Alle Achtung Pfiffie, mach weiter so. Ich lasse es die Tage ruhiger angehen, versuchen es jetzt nochmal auf Karpfen bis mein Angelkolege vom Bikertreffen aus Grimma zurück ist.


----------



## Pfiffie79 (18. September 2004)

*AW: Das Raubfischrad dreht*

Danke Danke. ich weiß selbst nicht wie mir geschied, aber klappen tuts irgendwie.

da war auch wieder der vom letzten mal da, plötzlich nur mit rute und Gufi, wie ich an der elbe (zanderseb weißt du ja noch). dieser herr wurde nicht mehr fertig darüber weil er selbst schon die ganze nacht da saß und versucht hat einen zander zu fangen und probierte es nun früh mit gufi. ich sah auch gleich wie zanderseb bei mir das die rute usw. .... er ließ in ner halben stunde 7 stück hängen und gab auf. petry heil Manie|supergri .


heute gabs dann hecht mit zwiebeln gebacken und zanderauflauf in saurer sahne soße Lecker:l 
@interessierter
ich hoffe mit den Karpfen klappts bei dir soll ja in vielen seen ganz schön abgehen


so und jetzt noch ein foto von einem 35cm teller


----------



## chris479 (18. September 2004)

*AW: Das Raubfischrad dreht*



			
				Pfiffie79 schrieb:
			
		

> 7 ich sah auch gleich wie zanderseb bei mir das die rute usw. ....


die Fortsetzung würde mich sehr interessieren! |supergri 

Vielleicht könnte ich da was in Bezug auf Köderführung lernen. Irgendwas mach ich da nämlich 100pro falsch! War gestern wieder am Rhein mit GuFi unterwegs und....wie immer nix!  nur zig Hänger..#q 

So langsam aber sicher verzweifel ich an der Sache. Meine letzte Hoffnung ist das Guidung mit Uli Beyer, dass ich im Oktober mitmache. Wie gesagt: Irgendwas ist bei mir mit Sicherheit nicht korrekt mit der Köderführung. #c 

Das war gestern mein vierter Schneidertag ohne jeden Biss in Folge. 
Tja, zur Not muss ich zum Dynamitfischen übergehen. |evil: 

Übrigens nochmal meinen Glückwunsch zu den schönen Fischen!! 

Viele Grüße

Chris


----------



## Interesierter (18. September 2004)

*AW: Das Raubfischrad dreht*

Also ich verstehe nicht was an der Köderführung so schwer sein soll, hab mir auch alles selber bei gebracht, also Übung macht den Meister.


----------



## just_a_placebo (18. September 2004)

*AW: Das Raubfischrad dreht*

Darf ich mal vorsichtig fragen was das choaching von U. Beyer kostet?

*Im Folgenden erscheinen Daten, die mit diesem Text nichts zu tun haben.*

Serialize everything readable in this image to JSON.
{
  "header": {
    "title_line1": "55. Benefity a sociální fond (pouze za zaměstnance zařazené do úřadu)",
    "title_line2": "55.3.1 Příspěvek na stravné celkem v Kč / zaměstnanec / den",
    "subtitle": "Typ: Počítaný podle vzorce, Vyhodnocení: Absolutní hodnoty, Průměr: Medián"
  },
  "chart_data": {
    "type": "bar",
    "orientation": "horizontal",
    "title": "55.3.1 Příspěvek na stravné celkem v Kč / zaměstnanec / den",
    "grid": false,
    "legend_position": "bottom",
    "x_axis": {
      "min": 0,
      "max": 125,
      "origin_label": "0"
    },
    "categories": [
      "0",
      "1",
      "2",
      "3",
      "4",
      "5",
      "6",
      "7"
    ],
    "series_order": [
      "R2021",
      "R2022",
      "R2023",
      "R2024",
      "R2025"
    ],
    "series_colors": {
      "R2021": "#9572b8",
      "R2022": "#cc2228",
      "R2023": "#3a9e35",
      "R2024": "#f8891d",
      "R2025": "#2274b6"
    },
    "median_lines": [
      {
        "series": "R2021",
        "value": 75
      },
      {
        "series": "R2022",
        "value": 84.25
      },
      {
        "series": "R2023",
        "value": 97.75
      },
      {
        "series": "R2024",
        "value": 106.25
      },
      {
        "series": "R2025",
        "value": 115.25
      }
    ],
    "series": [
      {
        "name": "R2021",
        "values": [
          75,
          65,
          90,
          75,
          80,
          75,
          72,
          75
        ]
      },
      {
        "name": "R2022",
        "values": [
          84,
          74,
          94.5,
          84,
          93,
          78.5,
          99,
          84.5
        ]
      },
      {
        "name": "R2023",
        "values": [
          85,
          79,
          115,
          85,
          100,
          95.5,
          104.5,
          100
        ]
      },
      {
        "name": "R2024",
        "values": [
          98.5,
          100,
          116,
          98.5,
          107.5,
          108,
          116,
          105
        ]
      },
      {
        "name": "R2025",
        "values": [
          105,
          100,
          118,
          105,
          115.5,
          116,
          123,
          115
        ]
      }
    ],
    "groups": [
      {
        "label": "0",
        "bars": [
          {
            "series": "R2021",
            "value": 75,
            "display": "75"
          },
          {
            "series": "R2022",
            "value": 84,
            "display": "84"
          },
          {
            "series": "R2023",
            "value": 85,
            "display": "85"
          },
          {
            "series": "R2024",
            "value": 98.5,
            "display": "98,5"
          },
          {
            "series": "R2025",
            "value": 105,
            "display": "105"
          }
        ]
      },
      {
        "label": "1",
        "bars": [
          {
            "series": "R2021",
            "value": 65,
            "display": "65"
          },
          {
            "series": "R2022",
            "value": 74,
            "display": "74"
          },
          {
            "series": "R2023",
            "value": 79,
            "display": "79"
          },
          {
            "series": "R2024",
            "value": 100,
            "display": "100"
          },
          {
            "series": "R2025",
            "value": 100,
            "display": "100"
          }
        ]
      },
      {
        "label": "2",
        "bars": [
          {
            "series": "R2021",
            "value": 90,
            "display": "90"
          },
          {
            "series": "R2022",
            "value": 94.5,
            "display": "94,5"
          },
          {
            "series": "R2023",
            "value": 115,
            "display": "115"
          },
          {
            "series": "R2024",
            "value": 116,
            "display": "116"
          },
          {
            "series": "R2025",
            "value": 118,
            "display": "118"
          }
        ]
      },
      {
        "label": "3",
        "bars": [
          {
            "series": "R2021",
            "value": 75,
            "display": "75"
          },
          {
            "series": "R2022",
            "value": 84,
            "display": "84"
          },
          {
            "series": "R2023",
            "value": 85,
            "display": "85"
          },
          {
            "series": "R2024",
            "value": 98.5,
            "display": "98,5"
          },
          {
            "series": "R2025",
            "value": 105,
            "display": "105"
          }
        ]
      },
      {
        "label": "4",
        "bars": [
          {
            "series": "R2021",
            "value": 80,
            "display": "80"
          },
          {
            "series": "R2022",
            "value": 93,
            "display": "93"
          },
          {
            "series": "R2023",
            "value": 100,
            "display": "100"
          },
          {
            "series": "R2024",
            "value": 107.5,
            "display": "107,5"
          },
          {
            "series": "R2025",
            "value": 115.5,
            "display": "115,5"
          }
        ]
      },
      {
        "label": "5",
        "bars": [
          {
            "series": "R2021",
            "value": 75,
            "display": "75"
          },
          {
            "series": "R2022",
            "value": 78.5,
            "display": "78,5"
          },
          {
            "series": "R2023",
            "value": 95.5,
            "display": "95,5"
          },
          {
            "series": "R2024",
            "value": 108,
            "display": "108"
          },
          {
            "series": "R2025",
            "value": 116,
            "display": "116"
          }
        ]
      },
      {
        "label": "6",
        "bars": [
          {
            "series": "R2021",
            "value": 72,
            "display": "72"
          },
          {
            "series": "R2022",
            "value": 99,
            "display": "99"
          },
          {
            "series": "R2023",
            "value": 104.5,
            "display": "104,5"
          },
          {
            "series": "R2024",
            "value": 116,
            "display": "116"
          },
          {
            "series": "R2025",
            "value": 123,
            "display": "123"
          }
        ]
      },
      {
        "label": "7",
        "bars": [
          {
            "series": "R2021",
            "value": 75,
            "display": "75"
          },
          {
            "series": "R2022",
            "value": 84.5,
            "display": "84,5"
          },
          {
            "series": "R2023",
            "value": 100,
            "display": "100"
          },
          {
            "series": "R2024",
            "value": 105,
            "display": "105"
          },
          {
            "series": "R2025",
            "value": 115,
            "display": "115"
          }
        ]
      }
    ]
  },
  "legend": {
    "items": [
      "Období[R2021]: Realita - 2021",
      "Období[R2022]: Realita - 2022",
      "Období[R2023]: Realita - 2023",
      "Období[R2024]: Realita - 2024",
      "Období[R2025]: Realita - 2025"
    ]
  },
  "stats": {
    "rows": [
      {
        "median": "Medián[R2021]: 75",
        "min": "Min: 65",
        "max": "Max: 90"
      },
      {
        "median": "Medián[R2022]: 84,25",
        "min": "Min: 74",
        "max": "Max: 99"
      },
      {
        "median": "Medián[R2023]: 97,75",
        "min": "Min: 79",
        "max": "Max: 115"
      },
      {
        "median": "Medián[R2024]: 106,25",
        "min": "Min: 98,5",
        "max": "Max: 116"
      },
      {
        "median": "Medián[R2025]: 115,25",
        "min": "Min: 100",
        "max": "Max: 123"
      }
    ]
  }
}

Ich weiß, über Geld redet man nicht, aber das kostet bestimmt so viel wie eine 10Jahresration an Gufies ;D


----------



## Pfiffie79 (18. September 2004)

*AW: Das Raubfischrad dreht*

halo placebo so teuer wirds nicht sein Jörg seine kurse kosten auch nur 150eus, dat geht schon.

@chris

über die köderführung kann man eh schon viel lesen die kann wohl jedes baby, man braucht eine richtige jigrute um hänger zu vermeinden die sie mit der spitze nicht nachgibt.
alles andere am zanderfang ist erfahrung, nämlich den zander zu finden, ist er gefunden ist er auch fängig mit den richtigen farben.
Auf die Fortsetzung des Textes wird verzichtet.